Mr. Godolphin was extremely surprised to find, in Ireland, Delamere, the happy Delamere! who he supposed had long since been with Emmeline, waiting the fortunate hour that was to unite them for ever. A very few weeks now remained of the year which he had promised to remain unmarried; yet instead of his being ready to attend his bride to England, to claim in the face of the world his father's consent, he was lingering in another country, where he appeared to have come only to indulge dejection; for he frequently fled from society, and when he was in it, forgot himself in gloomy reveries.

Nobody knew why he came to Ireland, unless to satisfy a curiosity of which nothing appeared to remain; yet he still continued there; and as Lord and Lady Clancarryl were now used to his singular humour, they never enquired into it's cause; while he, flattered by the regard of two persons so amiable and respectable, suffered not his enmity to Fitz-Edward to interfere with the satisfaction he sometimes took in their society; tho' he oftener past the day almost entirely alone. Godolphin could not repress the anxious curiosity he felt, to know what, at this period, could separate lovers whose union appeared so certain. But this curiosity he had no means of satisfying. Lady Clancarryl had heard nothing of his engagement, or any hint of his approaching marriage; and tho' he was on all other topics, when he entered at all into conversation, remarkably open and unguarded, he spoke not, in company, of any thing that related to himself.

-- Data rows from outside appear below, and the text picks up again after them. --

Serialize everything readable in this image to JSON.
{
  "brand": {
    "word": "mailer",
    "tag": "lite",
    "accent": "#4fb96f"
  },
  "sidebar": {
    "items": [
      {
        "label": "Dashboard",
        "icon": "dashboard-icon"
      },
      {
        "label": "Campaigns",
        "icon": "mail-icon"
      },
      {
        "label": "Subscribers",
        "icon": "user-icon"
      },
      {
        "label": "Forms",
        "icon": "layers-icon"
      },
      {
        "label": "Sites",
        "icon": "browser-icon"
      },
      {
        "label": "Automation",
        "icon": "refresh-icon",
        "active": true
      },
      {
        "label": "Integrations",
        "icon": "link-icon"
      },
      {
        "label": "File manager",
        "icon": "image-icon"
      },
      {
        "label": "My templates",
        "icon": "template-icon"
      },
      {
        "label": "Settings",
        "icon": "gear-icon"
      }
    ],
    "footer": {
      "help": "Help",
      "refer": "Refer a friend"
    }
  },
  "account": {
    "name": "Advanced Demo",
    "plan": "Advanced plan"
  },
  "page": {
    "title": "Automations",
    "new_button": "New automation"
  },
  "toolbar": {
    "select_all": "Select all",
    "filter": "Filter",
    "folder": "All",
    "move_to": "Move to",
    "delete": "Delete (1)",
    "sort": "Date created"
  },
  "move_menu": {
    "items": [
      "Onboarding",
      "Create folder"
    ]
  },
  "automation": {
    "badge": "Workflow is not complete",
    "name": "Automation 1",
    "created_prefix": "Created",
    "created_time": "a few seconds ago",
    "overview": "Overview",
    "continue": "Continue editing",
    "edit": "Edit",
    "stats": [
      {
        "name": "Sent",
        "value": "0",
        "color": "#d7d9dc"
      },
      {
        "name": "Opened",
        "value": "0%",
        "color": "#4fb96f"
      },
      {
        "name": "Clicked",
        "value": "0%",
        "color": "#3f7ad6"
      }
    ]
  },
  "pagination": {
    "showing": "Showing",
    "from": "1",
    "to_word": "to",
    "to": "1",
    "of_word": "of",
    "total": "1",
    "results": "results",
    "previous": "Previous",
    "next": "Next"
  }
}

He seemed, however, to seek a closer intimacy with Godolphin, whose excellent character he had often heard, and whose appearance and conversation confirmed all that had been reported in his favour. Godolphin neither courted him or evaded his advances; but could not help looking with astonishment on a man, who on the point of being the husband of the most lovely woman on earth, could saunter in a country where he appeared to have neither attachments or satisfaction. Sometimes he almost ventured to hope that their engagement was dissolved: but then recollecting that Lady Adelina had assured him the promise of Emmeline was still uncancelled, he checked so flattering an illusion, and returned again to uncertainty and despondence.

On the third day after Godolphin's arrival, Delamere, who intended to go back to Dublin the following morning save one, joined Lady Clancarryl and her brother in the drawing-room immediately after dinner.